A Professor of Development Economics at Centre for the Study of African Economies (CSAE), Stefan Dercon has stated that government has to exercise political will to restructure Ghana’s economy.
This, he said, will require short term measures involving fiscal restraints such as cutting down on government expenditure.
“In the long term, the future looks bright but it’s the path to it that is complicated and politically costly for those in power. We just have to find a way to go through it. Ignoring it will definitely be the biggest mistake to make because that would stifle the ability to go to longer term growth,” he added.
The Professor gave the advice on Monday during a lecture on the topic: “Gambling on Development”.
It was organised by the Institute of Statistical, Social and Economic Research (ISSER) of the University of Ghana, Legon and CSAE.
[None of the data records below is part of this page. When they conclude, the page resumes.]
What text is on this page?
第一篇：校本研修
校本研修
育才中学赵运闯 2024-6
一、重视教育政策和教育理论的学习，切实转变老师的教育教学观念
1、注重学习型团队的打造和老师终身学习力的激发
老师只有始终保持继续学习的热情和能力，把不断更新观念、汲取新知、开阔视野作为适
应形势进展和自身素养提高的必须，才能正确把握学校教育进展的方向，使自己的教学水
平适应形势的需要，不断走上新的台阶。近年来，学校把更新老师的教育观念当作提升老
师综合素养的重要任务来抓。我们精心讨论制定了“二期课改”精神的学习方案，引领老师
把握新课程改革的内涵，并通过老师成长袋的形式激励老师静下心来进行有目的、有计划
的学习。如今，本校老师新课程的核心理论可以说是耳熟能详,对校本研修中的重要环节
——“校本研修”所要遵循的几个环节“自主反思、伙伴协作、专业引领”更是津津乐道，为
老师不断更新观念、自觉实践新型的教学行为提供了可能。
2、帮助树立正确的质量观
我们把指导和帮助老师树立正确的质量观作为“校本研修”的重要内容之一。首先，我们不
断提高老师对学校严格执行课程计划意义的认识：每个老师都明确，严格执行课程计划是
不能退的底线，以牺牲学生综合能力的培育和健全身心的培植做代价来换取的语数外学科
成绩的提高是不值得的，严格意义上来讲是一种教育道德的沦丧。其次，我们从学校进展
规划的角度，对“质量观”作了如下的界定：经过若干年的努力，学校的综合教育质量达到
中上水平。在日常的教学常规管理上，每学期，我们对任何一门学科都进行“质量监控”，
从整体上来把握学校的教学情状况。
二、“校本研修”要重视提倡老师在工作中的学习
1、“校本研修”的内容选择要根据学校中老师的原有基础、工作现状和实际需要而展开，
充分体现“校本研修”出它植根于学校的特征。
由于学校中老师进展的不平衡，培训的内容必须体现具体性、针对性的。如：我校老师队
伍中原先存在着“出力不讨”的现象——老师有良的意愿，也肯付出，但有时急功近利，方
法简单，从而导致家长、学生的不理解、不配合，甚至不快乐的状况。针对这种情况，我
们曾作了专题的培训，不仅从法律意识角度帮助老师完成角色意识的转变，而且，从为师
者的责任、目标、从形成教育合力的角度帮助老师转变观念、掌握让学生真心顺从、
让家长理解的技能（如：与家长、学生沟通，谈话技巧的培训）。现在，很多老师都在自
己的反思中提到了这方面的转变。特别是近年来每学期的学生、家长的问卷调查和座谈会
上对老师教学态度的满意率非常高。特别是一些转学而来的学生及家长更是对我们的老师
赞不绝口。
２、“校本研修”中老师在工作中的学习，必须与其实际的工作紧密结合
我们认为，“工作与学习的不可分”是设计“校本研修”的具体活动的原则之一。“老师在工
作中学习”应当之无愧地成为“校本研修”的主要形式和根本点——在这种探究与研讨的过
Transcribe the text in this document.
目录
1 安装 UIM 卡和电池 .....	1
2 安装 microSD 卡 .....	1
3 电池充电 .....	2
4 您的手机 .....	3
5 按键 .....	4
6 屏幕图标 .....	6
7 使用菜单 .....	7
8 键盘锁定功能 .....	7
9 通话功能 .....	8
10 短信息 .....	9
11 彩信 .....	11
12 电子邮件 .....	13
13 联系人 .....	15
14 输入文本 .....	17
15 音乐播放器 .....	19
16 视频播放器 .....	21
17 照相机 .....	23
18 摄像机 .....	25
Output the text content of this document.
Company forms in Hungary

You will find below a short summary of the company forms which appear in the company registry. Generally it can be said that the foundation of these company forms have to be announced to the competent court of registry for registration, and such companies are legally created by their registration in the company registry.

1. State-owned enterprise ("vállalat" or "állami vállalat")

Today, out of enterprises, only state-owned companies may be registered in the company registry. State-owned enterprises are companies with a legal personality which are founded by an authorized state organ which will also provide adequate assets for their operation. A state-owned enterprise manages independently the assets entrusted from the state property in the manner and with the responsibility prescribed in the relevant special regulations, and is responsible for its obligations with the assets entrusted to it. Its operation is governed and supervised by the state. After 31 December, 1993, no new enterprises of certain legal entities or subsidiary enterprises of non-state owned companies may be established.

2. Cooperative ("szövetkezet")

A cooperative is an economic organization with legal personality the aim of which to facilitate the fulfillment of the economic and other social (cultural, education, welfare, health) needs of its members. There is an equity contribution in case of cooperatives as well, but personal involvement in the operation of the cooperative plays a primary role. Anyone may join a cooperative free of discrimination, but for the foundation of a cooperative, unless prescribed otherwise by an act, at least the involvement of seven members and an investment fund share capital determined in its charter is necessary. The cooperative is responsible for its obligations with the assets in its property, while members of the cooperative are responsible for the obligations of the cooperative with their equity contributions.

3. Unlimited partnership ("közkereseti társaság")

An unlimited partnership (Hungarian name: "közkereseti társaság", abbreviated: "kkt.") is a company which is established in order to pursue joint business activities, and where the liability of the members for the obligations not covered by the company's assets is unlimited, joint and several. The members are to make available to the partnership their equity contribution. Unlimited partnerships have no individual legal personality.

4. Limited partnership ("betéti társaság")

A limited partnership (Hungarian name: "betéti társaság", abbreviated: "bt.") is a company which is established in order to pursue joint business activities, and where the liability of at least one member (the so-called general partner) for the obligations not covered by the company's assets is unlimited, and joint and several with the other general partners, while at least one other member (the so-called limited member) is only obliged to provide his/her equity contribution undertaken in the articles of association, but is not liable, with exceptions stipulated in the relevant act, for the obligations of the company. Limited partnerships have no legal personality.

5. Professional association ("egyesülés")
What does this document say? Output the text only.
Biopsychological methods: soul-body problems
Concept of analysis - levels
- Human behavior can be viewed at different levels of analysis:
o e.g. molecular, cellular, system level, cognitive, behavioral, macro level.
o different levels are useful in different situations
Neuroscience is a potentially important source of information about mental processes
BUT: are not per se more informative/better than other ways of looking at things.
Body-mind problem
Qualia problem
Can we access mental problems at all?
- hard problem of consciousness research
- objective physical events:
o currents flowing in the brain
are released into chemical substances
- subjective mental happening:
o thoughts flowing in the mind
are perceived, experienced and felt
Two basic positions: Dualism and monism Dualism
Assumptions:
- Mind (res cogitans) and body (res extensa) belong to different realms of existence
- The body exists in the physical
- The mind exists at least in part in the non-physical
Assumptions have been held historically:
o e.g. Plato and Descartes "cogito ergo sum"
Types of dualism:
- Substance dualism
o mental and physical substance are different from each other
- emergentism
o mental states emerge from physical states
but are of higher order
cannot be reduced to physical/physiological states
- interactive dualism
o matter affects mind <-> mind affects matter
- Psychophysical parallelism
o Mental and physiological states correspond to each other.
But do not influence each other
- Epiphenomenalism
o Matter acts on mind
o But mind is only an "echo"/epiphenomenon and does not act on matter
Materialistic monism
Prof Dercon said the implementation of fiscal restraints will cause political issues because certain key sectors of the economy, such as infrastructure, among others, would be affected.
“Such stabilisation efforts will be tough but it’s now that these seeds have to be sown for a future better growth. It would involve cautious political behaviour with Government budgets to make sure Ghana goes back to the period of remarkable growth since the 1990’s.
“The success of a country is measured by its ability to correct errors in its economic policy. This won’t be easy. It would involve careful policy making, great communication by the leadership to the population. I’m optimistic that Ghana can make it happen,” he pointed out.
Prof. Dercon however, indicated that in doing so, government should be mindful not to fundamentally undermine the impact of such restraints on the “poorest” in society or “indeed what could be the engines of growth”.
He commended Ghana’s “early” move to the International Monetary Fund (IMF), adding that, the Fund acted as a useful external form of “correction” in cases when internal accountability could not deliver.